Engee documentation

yulewalk

Designing a recursive digital filter.

Library

EngeeDSP

Syntax

Function call

  • b, a = yulewalk(n, f, m) — returns the coefficients of the IIR filter transfer function n`th order, the amplitude-frequency response of which approximately corresponds to the values specified in `f and m.

Arguments

Input arguments

# n — filter order

+ a positive integer scalar

Details

The filter order, specified as a positive integer scalar.

Типы данных

Float32, Float64

# f — frequency values

+ vector

Details

Frequency values set as a vector with elements ranging from 0 before 1, where 1 corresponds to the Nyquist frequency, or half the sampling frequency. The first element f must be equal to 0, and the last one — 1. All intermediate elements must be arranged in ascending order. Vector f It may have repeated frequency values corresponding to the steps of the frequency response.

Типы данных

Float32, Float64

# m — amplitude response

+ vector

Details

The amplitude response, defined as a vector containing the required response values at the frequency values specified in f. Vector length m must be equal to the length of the vector f.

Типы данных

Float32, Float64

Output arguments

# b, a are the coefficients of the filter

+ string vectors

Details

The filter coefficients returned as row vectors. The coefficients of the output filter are ordered in descending order of degrees :

Examples

Designing a low—pass filter using the Yule-Walker method

Details

Let’s design a low-pass filter 8-th order with a normalized cutoff frequency 0.6. Let’s construct its frequency response and superimpose on it the characteristic of the corresponding ideal filter.

import EngeeDSP.Functions: yulewalk, freqz

f1 = [0, 0.6, 0.6, 1]
m1 = [1, 1, 0, 0]

b1,a1 = yulewalk(8,f1,m1)
h1,w1 = freqz(b1,a1,128)

p = plot(w1/π, mag2db.(abs.(h1)),
         xlabel = "ω/π",
         ylabel = "Magnitude (dB)",
         grid = true,
         legend = false,
         linecolor = :blue)

vline!(f1[2:3], linestyle = :dash, linecolor = :black)

yulewalk 1

Increase the attenuation in the suppression band by specifying a wider transition band.

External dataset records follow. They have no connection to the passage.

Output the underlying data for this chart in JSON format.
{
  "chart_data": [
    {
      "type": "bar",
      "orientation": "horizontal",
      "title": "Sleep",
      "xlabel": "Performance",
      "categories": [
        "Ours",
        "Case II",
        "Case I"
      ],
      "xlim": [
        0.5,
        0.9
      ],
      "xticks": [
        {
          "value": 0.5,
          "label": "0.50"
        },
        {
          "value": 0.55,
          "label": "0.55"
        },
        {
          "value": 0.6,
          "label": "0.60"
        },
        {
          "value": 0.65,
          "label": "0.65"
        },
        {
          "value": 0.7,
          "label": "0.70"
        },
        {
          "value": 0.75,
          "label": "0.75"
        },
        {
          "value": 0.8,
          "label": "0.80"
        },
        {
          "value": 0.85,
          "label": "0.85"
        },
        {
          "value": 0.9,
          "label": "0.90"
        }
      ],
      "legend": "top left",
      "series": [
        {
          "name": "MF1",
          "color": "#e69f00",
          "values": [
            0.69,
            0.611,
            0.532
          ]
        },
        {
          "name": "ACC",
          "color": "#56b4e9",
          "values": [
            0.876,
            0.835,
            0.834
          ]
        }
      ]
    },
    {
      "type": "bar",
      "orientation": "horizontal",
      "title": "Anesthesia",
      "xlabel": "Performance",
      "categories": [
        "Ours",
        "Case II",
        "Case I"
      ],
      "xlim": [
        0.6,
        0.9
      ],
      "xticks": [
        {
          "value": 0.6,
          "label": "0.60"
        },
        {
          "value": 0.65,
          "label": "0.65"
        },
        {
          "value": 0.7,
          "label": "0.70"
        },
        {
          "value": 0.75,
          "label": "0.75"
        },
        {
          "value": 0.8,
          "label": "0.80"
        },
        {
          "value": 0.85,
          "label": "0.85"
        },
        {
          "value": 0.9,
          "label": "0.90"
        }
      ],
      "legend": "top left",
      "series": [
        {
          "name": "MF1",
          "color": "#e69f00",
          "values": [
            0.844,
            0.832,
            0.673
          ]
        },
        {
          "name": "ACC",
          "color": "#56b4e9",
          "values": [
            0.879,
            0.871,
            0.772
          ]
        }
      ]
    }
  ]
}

f2 = [0, 0.55, 0.6, 0.65, 1]
m2 = [1, 1, 0.5, 0, 0]

b2,a2 = yulewalk(8,f2,m2);
h2,w2 = freqz(b2,a2,128)

plot!(w2/π, mag2db.(abs.(h2)),
      linecolor = :red)

yulewalk 2

Recommendations

When setting the frequency response, avoid excessively abrupt transitions from the bandwidth to the barrier band. You may need to experiment with the slope of the transition region to obtain an optimal filter design.

Algorithms

Function yulewalk constructs recursive digital IIR filters using the least squares method to approximate a given frequency response. The approximation is performed in the time domain.

  • To calculate the coefficients of the denominator, the function yulewalk It uses modified Yule—Walker equations, the correlation coefficients of which are calculated using the inverse Fourier transform of a given frequency response.

  • To calculate the numerator, the function yulewalk performs the following steps:

    1. Calculates the numerator polynomial corresponding to the additive decomposition of the power-frequency characteristic.

    2. Calculates the total frequency response corresponding to the polynomials of the numerator and denominator.

    3. Uses the spectral factorization method to obtain the impulse response of the filter.

    4. Obtains the numerator polynomial by least squares approximation of this impulse response.

Literature

  1. Friedlander, B., and Boaz Porat. The Modified Yule-Walker Method of ARMA Spectral Estimation. IEEE® Transactions on Aerospace Electronic Systems. Vol. AES-20, Number 2, 1984, pp. 158–173.